What Every California Homeowner Should Know About Subterranean Termites

subterranean termite controlWe’re entering subterranean termite swarming season. In California, this usually occurs in the spring after warm weather and rain. Hopefully it won’t happen to you, but sometime in the next few months subterranean termites may swarm.

The worst place for that to happen is inside your home. Not because the swarmers will successfully start a colony indoors—they need soil for that—but because of where they likely came from.

If your home has a raised foundation, the termites may have originated in the crawl space and traveled inside through floor boards or small openings. In homes built on slab foundations, subterranean termites can construct swarming tubes that extend from the soil through cracks in the slab. Whether your home is built on a raised foundation or a slab, subterranean termites can still make their way inside.

How to Tell the Difference Between Subterranean and Drywood Termites

Subterranean and drywood termite swarmers look very similar. Both are about ¼ inch long, with dark bodies, straight antennae, and two pairs of wings of equal length. Their waists are broad, unlike the narrow waist of swarming ants.

The easiest way to tell them apart is the timing of the swarm. Subterranean termites swarm in the spring and have dark heads that match their bodies. Drywood termites swarm in the fall and have reddish heads.

Mud tubes are one of the clearest signs of subterranean termite activity. These pencil-sized tubes are made from soil and termite droppings and may run up foundations, along framing members, or across piers in a crawl space. In some cases, they even hang from floor joists down to the soil below.

Subterranean termite damage is also distinctive. Their feeding usually follows the grain of the wood, leaving channelized galleries filled with dirt and droppings. Drywood termite damage, by contrast, is typically clean and smooth. When mud tubes aren’t present, subterranean termite damage can sometimes be mistaken for wood rot.

subterranean termite control

 

Treatment Options for Subterranean Termites

The traditional treatment for subterranean termites is a soil treatment. These treatments are often most effective in crawl spaces because more soil can be treated. In homes with slab foundations, treatment is usually limited to the perimeter of the home, and pavement can sometimes limit where drilling can be done.

subterranean termite controlSoil treatments work because the chemical adheres to termites as they travel through treated soil. Subterranean termites are social insects that feed and groom each other, so the termiticide spreads throughout the colony. Only a small amount is needed to be lethal.

Bait stations have become popular with larger companies because they generate recurring service fees. Stations are installed around the home and must first be discovered by foraging termites before they can be effective. Soil treatments, by comparison, involve a one-time cost and can remain effective for many years.

Some termite professionals prefer a more targeted approach. Treating infested wood with a fipronil-based product, followed by a borate treatment on exposed wood, can sometimes eliminate a colony. Worker termites constantly travel between their colony and their food source, and when they consume treated wood they can carry the termiticide back with them.

Why Subterranean Termites Often Go Undetected

Subterranean termites often go unnoticed because they stay hidden.
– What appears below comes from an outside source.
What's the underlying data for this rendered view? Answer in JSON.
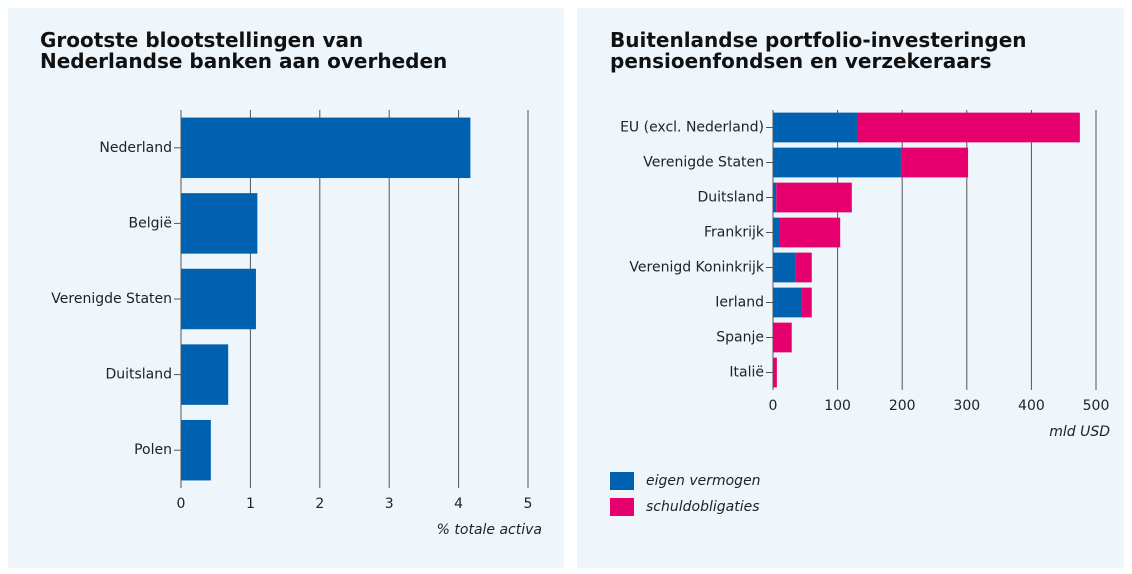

Unlike drywood termites, they don’t push their droppings out of their galleries. They typically infest wood inside walls or beneath homes, where homeowners rarely look.

Unless termites swarm or build mud tubes along a foundation or baseboard, many infestations aren’t discovered until a wall is opened during a remodel. Most homeowners aren’t going to crawl through their crawl space from one end to the other looking for termite activity.

This is why professional inspections matter. A good inspector looks beyond the obvious and checks the areas most homeowners never see—crawl spaces, attics, garages, and other hidden structural areas where termites are most likely to be active.

What To Do If You See Swarming Termites in Your Home

If you see termites swarming inside your home, it doesn’t necessarily mean they are starting a colony indoors. However, it does mean there is likely an active colony nearby.

The best step is to schedule a professional inspection as soon as possible to determine where the termites originated and whether treatment is necessary.

A Word About Fumigation

Fumigation does not solve subterranean termite problems. It only kills the termites inside the structure at the time of treatment and does not reach the colony in the soil. It also leaves no residual protection, meaning termites can quickly return once the gas dissipates.

Some companies also promote preventative treatments based on conditions that attract subterranean termites, such as flower beds against the home or wood in contact with soil. While preventative treatments can have value in certain situations, they should be carefully considered.

The Value of an Honest Inspection

The most important protection a homeowner can have is a thorough annual termite inspection. Subterranean termites are far easier—and far less expensive—to deal with when they’re discovered early.

A good termite company should show you exactly what they find, explain the conditions that may be attracting termites, and help you decide whether treatment is truly necessary. Sometimes treatment is needed immediately. Other times the best approach is simply monitoring the situation and correcting moisture or structural conditions that make termite activity more likely.

Responsible homeowners understand that an ounce of prevention is worth a pound of treatment. Regular inspections and early detection remain the best way to protect your home from subterranean termite damage.